Of course, if the European Union has been receiving it from Russia for many years, it is now very difficult to take it and abandon it in a couple of months, as well as to establish other sources of "blue fuel." Therefore, the winter in the European Union will indeed be difficult, but this absolutely does not mean that "Europe will freeze". Europe has enough financial capacity to switch from gas power supply to alternative energy sources within a few years. Europe has enough opportunities to negotiate gas supplies from other countries. Yes, it will be more expensive, yes, it will be longer and more inconvenient. But no one in Europe will freeze, and industrial production, if reduced, will not be much. And the euro currency has such a number of factors in order to continue falling, now that there is one more, one less – there is no difference at all. Oil was also growing by leaps and bounds a few months ago, and now it has rolled back to a quite acceptable $ 90 per barrel. In a few months, gas may also become cheaper, or does someone seriously believe that gas will now be "more expensive than gold"?

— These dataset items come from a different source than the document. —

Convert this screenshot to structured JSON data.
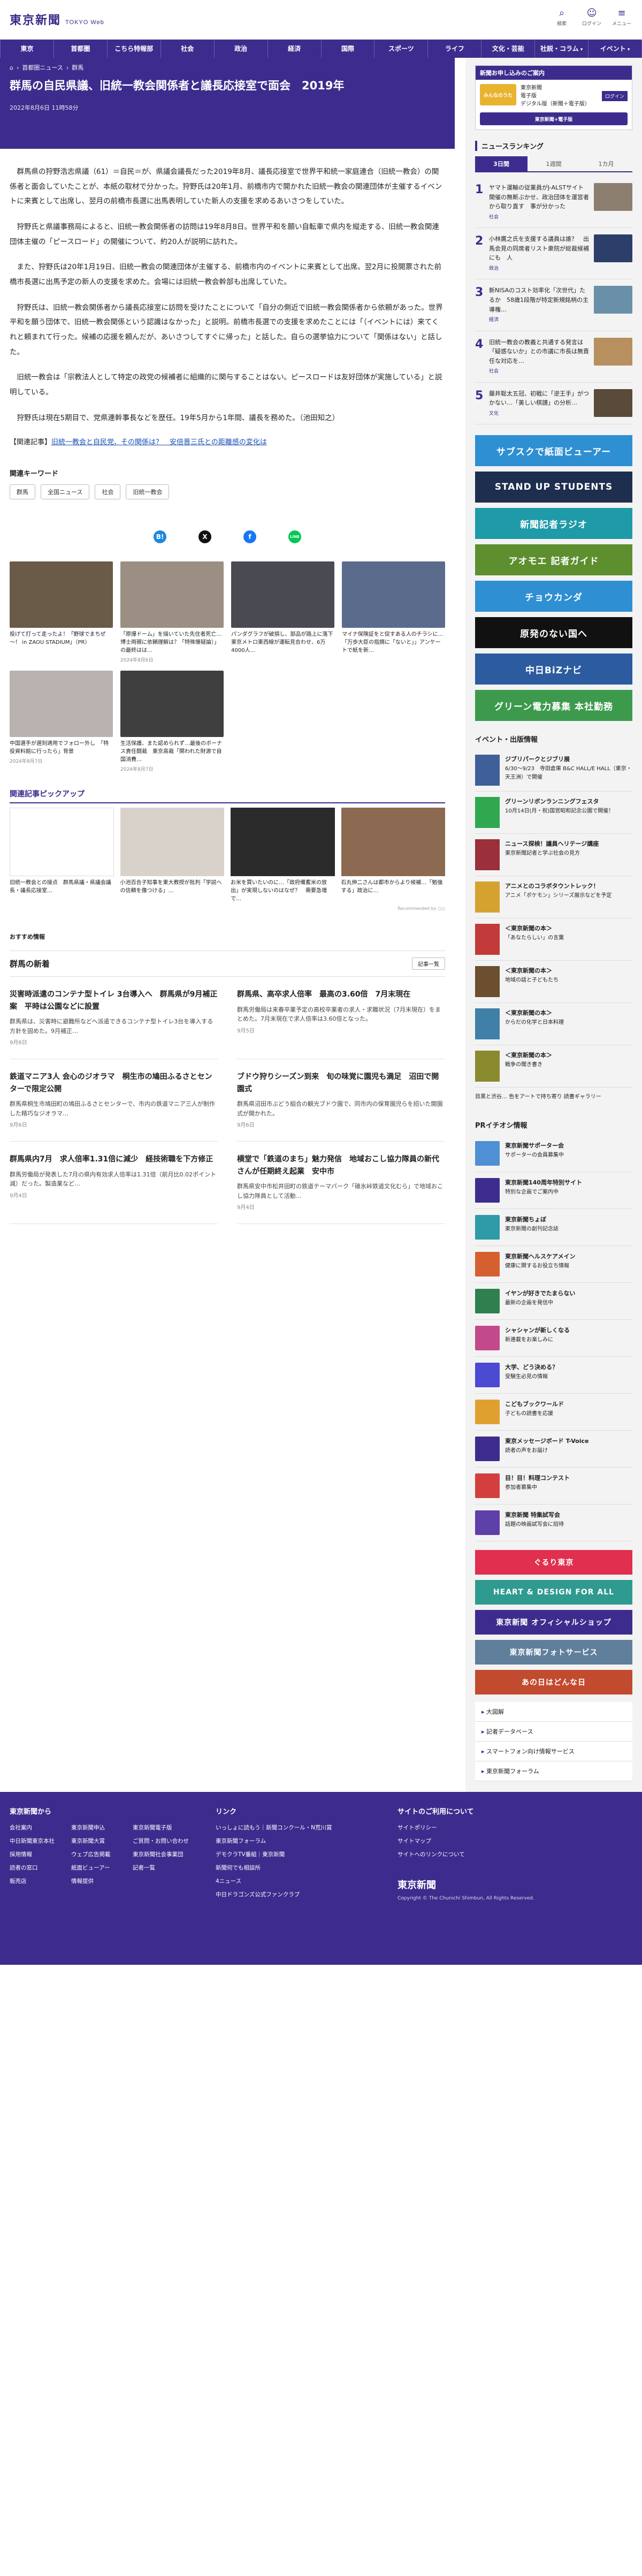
{
  "header": {
    "logo_jp": "東京新聞",
    "logo_en": "TOKYO Web",
    "icons": [
      {
        "name": "search-icon",
        "label": "検索"
      },
      {
        "name": "user-icon",
        "label": "ログイン"
      },
      {
        "name": "menu-icon",
        "label": "メニュー"
      }
    ]
  },
  "nav": [
    "東京",
    "首都圏",
    "こちら特報部",
    "社会",
    "政治",
    "経済",
    "国際",
    "スポーツ",
    "ライフ",
    "文化・芸能",
    "社説・コラム",
    "イベント"
  ],
  "article": {
    "breadcrumb": [
      "ホーム",
      "首都圏ニュース",
      "群馬"
    ],
    "title": "群馬の自民県議、旧統一教会関係者と議長応接室で面会　2019年",
    "date": "2022年8月6日 11時58分",
    "paragraphs": [
      "群馬県の狩野浩志県議（61）＝自民＝が、県議会議長だった2019年8月、議長応接室で世界平和統一家庭連合（旧統一教会）の関係者と面会していたことが、本紙の取材で分かった。狩野氏は20年1月、前橋市内で開かれた旧統一教会の関連団体が主催するイベントに来賓として出席し、翌月の前橋市長選に出馬表明していた新人の支援を求めるあいさつをしていた。",
      "狩野氏と県議事務局によると、旧統一教会関係者の訪問は19年8月8日。世界平和を願い自転車で県内を縦走する、旧統一教会関連団体主催の「ピースロード」の開催について、約20人が説明に訪れた。",
      "また、狩野氏は20年1月19日、旧統一教会の関連団体が主催する、前橋市内のイベントに来賓として出席。翌2月に投開票された前橋市長選に出馬予定の新人の支援を求めた。会場には旧統一教会幹部も出席していた。",
      "狩野氏は、旧統一教会関係者から議長応接室に訪問を受けたことについて「自分の側近で旧統一教会関係者から依頼があった。世界平和を願う団体で、旧統一教会関係という認識はなかった」と説明。前橋市長選での支援を求めたことには「（イベントには）来てくれと頼まれて行った。候補の応援を頼んだが、あいさつしてすぐに帰った」と話した。自らの選挙協力について「関係はない」と話した。",
      "旧統一教会は「宗教法人として特定の政党の候補者に組織的に関与することはない。ピースロードは友好団体が実施している」と説明している。",
      "狩野氏は現在5期目で、党県連幹事長などを歴任。19年5月から1年間、議長を務めた。（池田知之）"
    ],
    "related_prefix": "【関連記事】",
    "related_link": "旧統一教会と自民党、その関係は？　安倍晋三氏との距離感の変化は"
  },
  "keywords": {
    "label": "関連キーワード",
    "items": [
      "群馬",
      "全国ニュース",
      "社会",
      "旧統一教会"
    ]
  },
  "share": [
    "B!",
    "X",
    "f",
    "LINE"
  ],
  "photos": [
    {
      "caption": "投げて打って走ったよ！「野球でまちぜ～！ in ZAOU STADIUM」（PR）",
      "date": "",
      "color": "#6a5a48"
    },
    {
      "caption": "「原爆ドーム」を描いていた先住者死亡…博士両親に依頼理解は？「特殊懐疑論）」の最終はは…",
      "date": "2024年8月6日",
      "color": "#9a8f82"
    },
    {
      "caption": "パンダグラフが破損し、部品が路上に落下　東京メトロ東西線が運転見合わせ、6万4000人…",
      "date": "",
      "color": "#4a4b52"
    },
    {
      "caption": "マイナ保険証をと促すある人のチラシに…「万歩大臣の指摘に「ないと」」アンケートで紙を新…",
      "date": "",
      "color": "#5b6b8c"
    },
    {
      "caption": "中国選手が遅刻適用でフォロー外し　「特役資料館に行ったら」背景",
      "date": "2024年8月7日",
      "color": "#b9b2ae"
    },
    {
      "caption": "生活保護、また認められず…最後のボーナス責任闘裁　東京高裁「関われた財源で自国消費…",
      "date": "2024年8月7日",
      "color": "#3f3f3f"
    }
  ],
  "pickup": {
    "title": "関連記事ピックアップ",
    "items": [
      {
        "caption": "旧統一教会との接点　群馬県議・県議会議長・議長応接室…",
        "color": "#ffffff"
      },
      {
        "caption": "小池百合子知事を東大教授が批判「学説への信頼を傷つける」…",
        "color": "#d9d2ca"
      },
      {
        "caption": "お米を買いたいのに…「政府備蓄米の放出」が実現しないのはなぜ？　需要急増で…",
        "color": "#2b2b2b"
      },
      {
        "caption": "石丸伸二さんは都市からより候補…「勉強する」政治に…",
        "color": "#8c6a52"
      }
    ],
    "recommended_by": "Recommended by ○○"
  },
  "osusume": "おすすめ情報",
  "local_news": {
    "title": "群馬の新着",
    "more": "記事一覧",
    "items": [
      {
        "title": "災害時派遣のコンテナ型トイレ 3台導入へ　群馬県が9月補正案　平時は公園などに設置",
        "summary": "群馬県は、災害時に避難所などへ派遣できるコンテナ型トイレ3台を導入する方針を固めた。9月補正…",
        "date": "9月6日"
      },
      {
        "title": "群馬県、高卒求人倍率　最高の3.60倍　7月末現在",
        "summary": "群馬労働局は来春卒業予定の高校卒業者の求人・求職状況（7月末現在）をまとめた。7月末現在で求人倍率は3.60倍となった。",
        "date": "9月5日"
      },
      {
        "title": "鉄道マニア3人 会心のジオラマ　桐生市の鳩田ふるさとセンターで限定公開",
        "summary": "群馬県桐生市鳩田町の鳩田ふるさとセンターで、市内の鉄道マニア三人が制作した精巧なジオラマ…",
        "date": "9月6日"
      },
      {
        "title": "ブドウ狩りシーズン到来　旬の味覚に園児も満足　沼田で開園式",
        "summary": "群馬県沼田市ぶどう組合の観光ブドウ園で、同市内の保育園児らを招いた開園式が開かれた。",
        "date": "9月6日"
      },
      {
        "title": "群馬県内7月　求人倍率1.31倍に減少　経技術職を下方修正",
        "summary": "群馬労働局が発表した7月の県内有効求人倍率は1.31倍（前月比0.02ポイント減）だった。製造業など…",
        "date": "9月4日"
      },
      {
        "title": "横堂で「鉄道のまち」魅力発信　地域おこし協力隊員の新代さんが任期終え起業　安中市",
        "summary": "群馬県安中市松井田町の鉄道テーマパーク「碓氷峠鉄道文化むら」で地域おこし協力隊員として活動…",
        "date": "9月4日"
      }
    ]
  },
  "sidebar": {
    "promo": {
      "head": "新聞お申し込みのご案内",
      "lines": [
        "東京新聞",
        "電子版",
        "デジタル版（新聞＋電子版）"
      ],
      "login": "ログイン",
      "logo1": "みんなのうた",
      "logo2": "東京新聞+電子版"
    },
    "ranking": {
      "title": "ニュースランキング",
      "tabs": [
        "3日間",
        "1週間",
        "1カ月"
      ],
      "items": [
        {
          "no": "1",
          "text": "ヤマト運輸の従業員がJ-ALSTサイト　開催の無断ぶかせ、政治団体を運営者から取り直す　事が分かった",
          "cat": "社会"
        },
        {
          "no": "2",
          "text": "小林鷹之氏を支援する議員は誰？　出馬会見の同席者リスト衆院が総裁候補にも　人",
          "cat": "政治"
        },
        {
          "no": "3",
          "text": "新NISAのコスト効率化「次世代」たるか　58歳1段階が特定新規銘柄の主導権…",
          "cat": "経済"
        },
        {
          "no": "4",
          "text": "旧統一教会の教義と共通する発言は「疑惑ないか」との市議に市長は無責任な対応を…",
          "cat": "社会"
        },
        {
          "no": "5",
          "text": "藤井聡太五冠、初戦に「逆王手」がつかない…「美しい棋譜」の分析…",
          "cat": "文化"
        }
      ]
    },
    "banners": [
      {
        "label": "サブスクで紙面ビューアー",
        "color": "#2f8fd3"
      },
      {
        "label": "STAND UP STUDENTS",
        "color": "#1d2e4f"
      },
      {
        "label": "新聞記者ラジオ",
        "color": "#1f9aa8"
      },
      {
        "label": "アオモエ 記者ガイド",
        "color": "#5d8f2f"
      },
      {
        "label": "チョウカンダ",
        "color": "#2f8fd3"
      },
      {
        "label": "原発のない国へ",
        "color": "#111111"
      },
      {
        "label": "中日BiZナビ",
        "color": "#2c5c9f"
      },
      {
        "label": "グリーン電力募集 本社勤務",
        "color": "#3d9a4d"
      }
    ],
    "events": {
      "title": "イベント・出版情報",
      "items": [
        {
          "title": "ジブリパークとジブリ展",
          "text": "6/30〜9/23　寺田倉庫 B&C HALL/E HALL（東京・天王洲）で開催",
          "color": "#3f5f9a"
        },
        {
          "title": "グリーンリボンランニングフェスタ",
          "text": "10月14日(月・祝)国営昭和記念公園で開催！",
          "color": "#2fa84f"
        },
        {
          "title": "ニュース探検！議員ヘリテージ講座",
          "text": "東京新聞記者と学ぶ社会の見方",
          "color": "#9b2f3a"
        },
        {
          "title": "アニメとのコラボタウントレック！",
          "text": "アニメ「ポケモン」シリーズ展示などを予定",
          "color": "#d6a22f"
        },
        {
          "title": "＜東京新聞の本＞",
          "text": "「あなたらしい」の言葉",
          "color": "#c23a3a"
        },
        {
          "title": "＜東京新聞の本＞",
          "text": "地域の話と子どもたち",
          "color": "#6b4f2f"
        },
        {
          "title": "＜東京新聞の本＞",
          "text": "からだの化学と日本料理",
          "color": "#3f7fa8"
        },
        {
          "title": "＜東京新聞の本＞",
          "text": "戦争の聞き書き",
          "color": "#8a8a2f"
        }
      ]
    },
    "gallery_note": "目黒と渋谷… 色をアートで持ち寄り 読書ギャラリー",
    "pr": {
      "title": "PRイチオシ情報",
      "items": [
        {
          "title": "東京新聞サポーター会",
          "text": "サポーターの会員募集中",
          "color": "#4f8fd3"
        },
        {
          "title": "東京新聞140周年特別サイト",
          "text": "特別な企画でご案内中",
          "color": "#3d2c8d"
        },
        {
          "title": "東京新聞ちょぼ",
          "text": "東京新聞の創刊記念誌",
          "color": "#2f9aa8"
        },
        {
          "title": "東京新聞ヘルスケアメイン",
          "text": "健康に関するお役立ち情報",
          "color": "#d65f2f"
        },
        {
          "title": "イヤンが好きでたまらない",
          "text": "最新の企画を発信中",
          "color": "#2f7f4f"
        },
        {
          "title": "シャシャンが新しくなる",
          "text": "新連載をお楽しみに",
          "color": "#c24a8a"
        },
        {
          "title": "大学、どう決める？",
          "text": "受験生必見の情報",
          "color": "#4a4ad3"
        },
        {
          "title": "こどもブックワールド",
          "text": "子どもの読書を応援",
          "color": "#e0a02f"
        },
        {
          "title": "東京メッセージボード T-Voice",
          "text": "読者の声をお届け",
          "color": "#3d2c8d"
        },
        {
          "title": "目！目！料理コンテスト",
          "text": "参加者募集中",
          "color": "#d33f3f"
        },
        {
          "title": "東京新聞 特集試写会",
          "text": "話題の映画試写会に招待",
          "color": "#5f3fa8"
        }
      ]
    },
    "bottom_banners": [
      {
        "label": "ぐるり東京",
        "color": "#e02f4f"
      },
      {
        "label": "HEART & DESIGN FOR ALL",
        "color": "#2f9a8f"
      },
      {
        "label": "東京新聞 オフィシャルショップ",
        "color": "#3d2c8d"
      },
      {
        "label": "東京新聞フォトサービス",
        "color": "#5f7f9a"
      },
      {
        "label": "あの日はどんな日",
        "color": "#c24a2f"
      }
    ],
    "links": [
      "大図解",
      "記者データベース",
      "スマートフォン向け情報サービス",
      "東京新聞フォーラム"
    ]
  },
  "footer": {
    "cols": [
      {
        "title": "東京新聞から",
        "items": [
          "会社案内",
          "東京新聞申込",
          "東京新聞電子版",
          "中日新聞東京本社",
          "東京新聞大賞",
          "ご質問・お問い合わせ",
          "採用情報",
          "ウェブ広告掲載",
          "東京新聞社会事業団",
          "読者の窓口",
          "紙面ビューアー",
          "記者一覧",
          "販売店",
          "情報提供"
        ]
      },
      {
        "title": "リンク",
        "items": [
          "いっしょに読もう｜新聞コンクール・N荒川賞",
          "東京新聞フォーラム",
          "デモクラTV番組｜東京新聞",
          "新聞何でも相談所",
          "4ニュース",
          "中日ドラゴンズ公式ファンクラブ"
        ]
      },
      {
        "title": "サイトのご利用について",
        "items": [
          "サイトポリシー",
          "サイトマップ",
          "サイトへのリンクについて"
        ]
      }
    ],
    "logo": "東京新聞",
    "copyright": "Copyright © The Chunichi Shimbun, All Rights Reserved."
  }
}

The average volatility of the euro/dollar currency pair over the last 5 trading days as of August 23 is 89 points and is characterized as "average." Thus, we expect the pair to move today between the levels of 0.9846 and 1.0024. The upward reversal of the Heiken Ashi indicator signals a round of upward correction.
Nearest support levels:
S1 – 0.9949
S2 – 0.9888
Nearest resistance levels:
R1 – 1.0010
R2 – 1.0071
R3 – 1.0132
Trading Recommendations:
The EUR/USD pair continues its downward movement. Thus, it is now possible to stay in short positions with targets of 0.9888 and 0.9846 until the Heiken Ashi indicator turns up. It will be possible to consider long positions after fixing the price above the moving average with targets of 1.0193 and 1.0254.
Explanations to the illustrations:
Linear regression channels – help determine the current trend. If both are directed in the same direction, then the trend is strong now.
Moving average line (settings 20.0, smoothed) – determines the short-term trend and the direction in which trading should be conducted now.
Murray levels are target levels for movements and corrections.
Volatility levels (red lines) are the likely price channel in which the pair will spend the next day, based on current volatility indicators.
The CCI indicator – its entry into the oversold area (below -250) or into the overbought area (above +250) means that a trend reversal in the opposite direction is approaching.